Esperon alleged that the original petition had indicated that the RMP was a corporation registered with the Securities and Exchange Commission (SEC), when in fact its registration had been revoked. Esperon implicated Gabriela and Karapatan because the petition had been jointly filed by the three organisations.

In their defence, Gabriela and Karapatan said that they could only attest to facts and circumstances pertaining to themselves, as evidenced by the separate verifications attached to the petition, while RMP said that the mention of its status as being registered corporation had been made in good faith: RMP first heard that its registration had been revoked when Esperon filed the case, as it had not received any notification from the SEC and had consistently filed its annual reports with it.

The case was initially dismissed at the prosecution level, but Esperon filed a motion for reconsideration, which was granted. It was later filed in court and became a full-blown trial.

How did civil society advocate for the 10 human rights defenders’ acquittal?

From the time we received a subpoena informing us of the perjury charges against officers of the three organisations, we knew that this was a malicious and retaliatory suit resulting from our filing of a petition for Writ of Amparo and Habeas Data before the Supreme Court.

Human rights defenders were being attacked once again.
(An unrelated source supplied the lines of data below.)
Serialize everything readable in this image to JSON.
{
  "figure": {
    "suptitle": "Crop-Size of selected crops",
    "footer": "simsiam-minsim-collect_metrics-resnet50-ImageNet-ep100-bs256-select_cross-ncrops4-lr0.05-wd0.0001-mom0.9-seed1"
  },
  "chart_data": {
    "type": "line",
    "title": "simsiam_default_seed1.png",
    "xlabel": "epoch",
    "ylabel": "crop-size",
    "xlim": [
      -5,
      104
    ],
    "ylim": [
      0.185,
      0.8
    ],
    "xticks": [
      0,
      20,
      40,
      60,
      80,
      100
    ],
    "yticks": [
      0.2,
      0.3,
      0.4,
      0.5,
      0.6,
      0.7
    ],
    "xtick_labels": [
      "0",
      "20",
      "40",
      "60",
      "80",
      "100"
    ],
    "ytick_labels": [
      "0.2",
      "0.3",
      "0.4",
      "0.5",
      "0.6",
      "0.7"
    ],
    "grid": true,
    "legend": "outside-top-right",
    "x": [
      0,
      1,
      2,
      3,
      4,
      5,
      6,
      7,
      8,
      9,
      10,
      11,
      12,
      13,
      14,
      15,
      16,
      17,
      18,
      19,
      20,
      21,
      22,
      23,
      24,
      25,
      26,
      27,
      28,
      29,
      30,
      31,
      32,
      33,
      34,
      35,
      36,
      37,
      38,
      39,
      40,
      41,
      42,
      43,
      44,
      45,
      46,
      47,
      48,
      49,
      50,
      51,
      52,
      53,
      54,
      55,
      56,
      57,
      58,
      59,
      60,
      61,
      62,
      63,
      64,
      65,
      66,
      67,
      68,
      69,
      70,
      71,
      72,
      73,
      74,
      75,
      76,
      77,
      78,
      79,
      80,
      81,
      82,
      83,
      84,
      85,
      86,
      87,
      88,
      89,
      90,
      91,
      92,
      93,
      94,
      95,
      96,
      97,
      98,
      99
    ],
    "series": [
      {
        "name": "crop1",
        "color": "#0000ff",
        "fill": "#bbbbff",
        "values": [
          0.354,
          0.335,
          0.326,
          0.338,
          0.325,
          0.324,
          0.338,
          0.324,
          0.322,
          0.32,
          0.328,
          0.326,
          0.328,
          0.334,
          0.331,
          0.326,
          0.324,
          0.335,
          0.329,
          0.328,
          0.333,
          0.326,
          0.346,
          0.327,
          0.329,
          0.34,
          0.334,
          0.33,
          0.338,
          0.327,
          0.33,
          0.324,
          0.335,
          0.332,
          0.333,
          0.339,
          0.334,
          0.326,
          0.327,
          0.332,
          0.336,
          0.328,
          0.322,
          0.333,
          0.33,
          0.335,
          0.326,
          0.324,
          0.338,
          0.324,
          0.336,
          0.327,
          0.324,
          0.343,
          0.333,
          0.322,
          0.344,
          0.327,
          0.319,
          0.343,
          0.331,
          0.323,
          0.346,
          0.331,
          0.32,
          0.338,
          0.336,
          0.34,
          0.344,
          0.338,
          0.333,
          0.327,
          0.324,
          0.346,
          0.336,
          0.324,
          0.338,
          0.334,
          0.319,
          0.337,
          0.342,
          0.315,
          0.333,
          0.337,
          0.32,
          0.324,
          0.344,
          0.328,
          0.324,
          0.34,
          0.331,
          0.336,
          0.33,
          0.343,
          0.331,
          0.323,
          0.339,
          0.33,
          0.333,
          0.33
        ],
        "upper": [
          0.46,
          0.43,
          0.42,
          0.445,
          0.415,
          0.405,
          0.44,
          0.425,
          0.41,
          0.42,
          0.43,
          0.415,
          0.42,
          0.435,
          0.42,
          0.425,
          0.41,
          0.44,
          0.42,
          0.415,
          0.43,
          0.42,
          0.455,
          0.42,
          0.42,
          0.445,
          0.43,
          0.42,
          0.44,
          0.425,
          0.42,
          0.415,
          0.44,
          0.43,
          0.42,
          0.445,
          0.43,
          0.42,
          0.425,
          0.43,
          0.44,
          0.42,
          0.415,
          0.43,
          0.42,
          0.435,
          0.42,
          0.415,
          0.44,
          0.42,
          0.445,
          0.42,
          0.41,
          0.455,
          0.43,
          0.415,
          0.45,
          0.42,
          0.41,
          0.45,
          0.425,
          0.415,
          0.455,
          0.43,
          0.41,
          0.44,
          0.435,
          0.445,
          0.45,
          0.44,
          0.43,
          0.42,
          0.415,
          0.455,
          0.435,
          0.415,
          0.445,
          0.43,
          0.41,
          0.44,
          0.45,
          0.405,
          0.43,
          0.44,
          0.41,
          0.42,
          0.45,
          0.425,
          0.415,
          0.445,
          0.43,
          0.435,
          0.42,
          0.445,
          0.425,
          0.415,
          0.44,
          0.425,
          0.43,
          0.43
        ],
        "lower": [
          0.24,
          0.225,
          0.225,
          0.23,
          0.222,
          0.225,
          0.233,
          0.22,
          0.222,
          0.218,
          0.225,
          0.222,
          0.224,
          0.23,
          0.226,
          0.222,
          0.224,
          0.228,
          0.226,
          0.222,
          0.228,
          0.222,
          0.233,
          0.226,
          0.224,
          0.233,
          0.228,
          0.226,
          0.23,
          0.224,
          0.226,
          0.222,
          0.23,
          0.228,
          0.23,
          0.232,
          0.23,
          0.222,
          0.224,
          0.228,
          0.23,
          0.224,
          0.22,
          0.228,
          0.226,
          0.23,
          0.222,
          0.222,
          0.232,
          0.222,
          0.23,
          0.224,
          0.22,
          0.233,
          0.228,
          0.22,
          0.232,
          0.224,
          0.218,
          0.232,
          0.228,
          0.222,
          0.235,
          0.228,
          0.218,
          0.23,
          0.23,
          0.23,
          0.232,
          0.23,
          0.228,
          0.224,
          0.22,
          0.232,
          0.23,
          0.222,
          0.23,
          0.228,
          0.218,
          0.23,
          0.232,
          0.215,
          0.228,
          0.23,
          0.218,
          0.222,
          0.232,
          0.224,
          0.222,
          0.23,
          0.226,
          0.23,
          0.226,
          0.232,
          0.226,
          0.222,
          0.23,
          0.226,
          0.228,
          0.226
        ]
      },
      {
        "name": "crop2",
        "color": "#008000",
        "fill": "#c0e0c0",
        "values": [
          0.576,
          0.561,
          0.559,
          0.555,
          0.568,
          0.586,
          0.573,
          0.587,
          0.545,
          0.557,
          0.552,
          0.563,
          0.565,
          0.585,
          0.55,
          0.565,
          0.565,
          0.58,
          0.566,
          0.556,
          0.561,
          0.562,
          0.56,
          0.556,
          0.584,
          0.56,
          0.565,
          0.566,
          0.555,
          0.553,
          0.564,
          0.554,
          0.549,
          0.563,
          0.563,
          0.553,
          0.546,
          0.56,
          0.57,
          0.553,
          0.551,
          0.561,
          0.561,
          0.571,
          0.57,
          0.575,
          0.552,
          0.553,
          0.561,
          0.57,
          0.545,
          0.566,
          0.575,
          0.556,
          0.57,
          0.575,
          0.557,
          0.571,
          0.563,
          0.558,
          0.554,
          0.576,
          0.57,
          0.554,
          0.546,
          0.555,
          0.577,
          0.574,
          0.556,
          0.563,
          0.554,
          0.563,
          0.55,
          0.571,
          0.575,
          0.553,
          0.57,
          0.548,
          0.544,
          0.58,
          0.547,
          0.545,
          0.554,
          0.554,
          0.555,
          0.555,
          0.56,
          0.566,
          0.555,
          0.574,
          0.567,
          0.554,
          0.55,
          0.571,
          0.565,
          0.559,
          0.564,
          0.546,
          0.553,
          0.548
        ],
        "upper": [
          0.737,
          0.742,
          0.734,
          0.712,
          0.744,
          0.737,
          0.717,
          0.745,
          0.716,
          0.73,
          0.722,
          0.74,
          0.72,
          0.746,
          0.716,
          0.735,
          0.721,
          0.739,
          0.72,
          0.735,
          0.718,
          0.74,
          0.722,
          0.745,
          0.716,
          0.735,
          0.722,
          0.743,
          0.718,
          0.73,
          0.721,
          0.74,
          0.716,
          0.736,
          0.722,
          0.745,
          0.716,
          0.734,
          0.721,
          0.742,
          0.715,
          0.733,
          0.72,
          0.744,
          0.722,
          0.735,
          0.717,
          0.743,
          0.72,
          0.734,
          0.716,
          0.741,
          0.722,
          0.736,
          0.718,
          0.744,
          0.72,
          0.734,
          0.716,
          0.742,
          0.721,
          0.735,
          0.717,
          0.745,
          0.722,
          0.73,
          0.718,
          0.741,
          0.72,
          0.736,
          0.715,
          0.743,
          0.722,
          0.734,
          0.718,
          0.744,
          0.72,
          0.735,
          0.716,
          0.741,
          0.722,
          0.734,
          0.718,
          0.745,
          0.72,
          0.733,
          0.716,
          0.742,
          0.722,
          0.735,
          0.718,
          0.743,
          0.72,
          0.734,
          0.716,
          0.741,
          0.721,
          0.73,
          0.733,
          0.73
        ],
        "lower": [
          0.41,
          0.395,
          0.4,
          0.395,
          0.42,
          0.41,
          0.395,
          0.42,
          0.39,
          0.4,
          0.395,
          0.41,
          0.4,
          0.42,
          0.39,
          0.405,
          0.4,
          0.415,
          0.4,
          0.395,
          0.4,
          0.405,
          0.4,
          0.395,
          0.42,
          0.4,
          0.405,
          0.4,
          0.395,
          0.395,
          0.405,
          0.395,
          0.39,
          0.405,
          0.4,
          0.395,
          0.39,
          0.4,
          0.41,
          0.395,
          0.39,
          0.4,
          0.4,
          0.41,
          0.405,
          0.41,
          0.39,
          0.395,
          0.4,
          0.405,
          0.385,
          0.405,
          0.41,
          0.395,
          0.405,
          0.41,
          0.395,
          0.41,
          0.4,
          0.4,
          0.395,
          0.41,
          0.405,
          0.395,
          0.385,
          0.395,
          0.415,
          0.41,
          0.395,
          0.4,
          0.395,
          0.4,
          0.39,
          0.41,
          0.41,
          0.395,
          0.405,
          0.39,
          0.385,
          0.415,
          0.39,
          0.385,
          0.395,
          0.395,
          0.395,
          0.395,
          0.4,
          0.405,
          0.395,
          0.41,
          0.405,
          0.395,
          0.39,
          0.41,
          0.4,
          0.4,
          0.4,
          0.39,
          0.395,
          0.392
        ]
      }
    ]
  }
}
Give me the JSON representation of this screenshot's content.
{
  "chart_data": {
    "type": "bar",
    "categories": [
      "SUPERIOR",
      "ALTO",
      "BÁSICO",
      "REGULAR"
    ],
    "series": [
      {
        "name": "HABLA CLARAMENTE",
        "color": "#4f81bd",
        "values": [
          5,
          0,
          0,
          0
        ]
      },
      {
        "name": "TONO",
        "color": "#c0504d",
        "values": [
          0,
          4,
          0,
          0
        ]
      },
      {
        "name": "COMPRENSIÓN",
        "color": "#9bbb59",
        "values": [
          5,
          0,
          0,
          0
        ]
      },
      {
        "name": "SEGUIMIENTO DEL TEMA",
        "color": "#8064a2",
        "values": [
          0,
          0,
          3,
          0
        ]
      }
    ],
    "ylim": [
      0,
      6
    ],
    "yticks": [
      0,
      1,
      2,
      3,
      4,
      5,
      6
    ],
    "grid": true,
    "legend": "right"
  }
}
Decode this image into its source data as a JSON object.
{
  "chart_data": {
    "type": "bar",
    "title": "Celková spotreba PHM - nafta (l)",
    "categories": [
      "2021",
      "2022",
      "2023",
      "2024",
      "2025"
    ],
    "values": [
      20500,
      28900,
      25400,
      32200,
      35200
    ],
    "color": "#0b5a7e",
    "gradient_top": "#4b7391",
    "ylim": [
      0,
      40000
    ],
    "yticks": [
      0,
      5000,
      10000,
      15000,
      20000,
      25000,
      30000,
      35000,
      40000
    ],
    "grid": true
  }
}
So we knew that apart from a good legal defence, we needed to build a solid support coalition among civil society in the Philippines and abroad. We launched a campaign around the hashtags #TogetherWeDefend and #DefendTheDefenders and lobbied with our allies and networks in the Philippines. We also lobbied with the diplomatic community in the Philippines through trial observations and gathered the support and solidarity of international CSOs to back our call for their acquittal. So this victory belongs to everyone who supported and fought with us.

What is the context currently like for Filipino civil society?

The situation has steadily worsened following the results of the presidential election held in May 2022, which was won by an alliance of two authoritarian dynasties: the son of former dictator Ferdinand Marcos was elected president, and Sara Duterte, daughter of Rodrigo Duterte, was elected vice-president.

The 2020 Anti-Terrorism Law passed under Duterte is being intensely used against activists. Dozens of petitions were filed before the Supreme Court challenging the law’s constitutionality, but the Court ruled most of its provisions to be constitutional. Activists are illegally arrested, abducted, tortured and even killed, and nobody is prosecuted for these gruesome crimes. The NTF-ELCAC continues to vilify and red-tag human rights defenders. Many are also facing trumped-up criminal charges. More than 800 political prisoners are currently languishing in various jails in the Philippines.

Civic space in the Philippines is rated ‘repressed’ by the CIVICUS Monitor.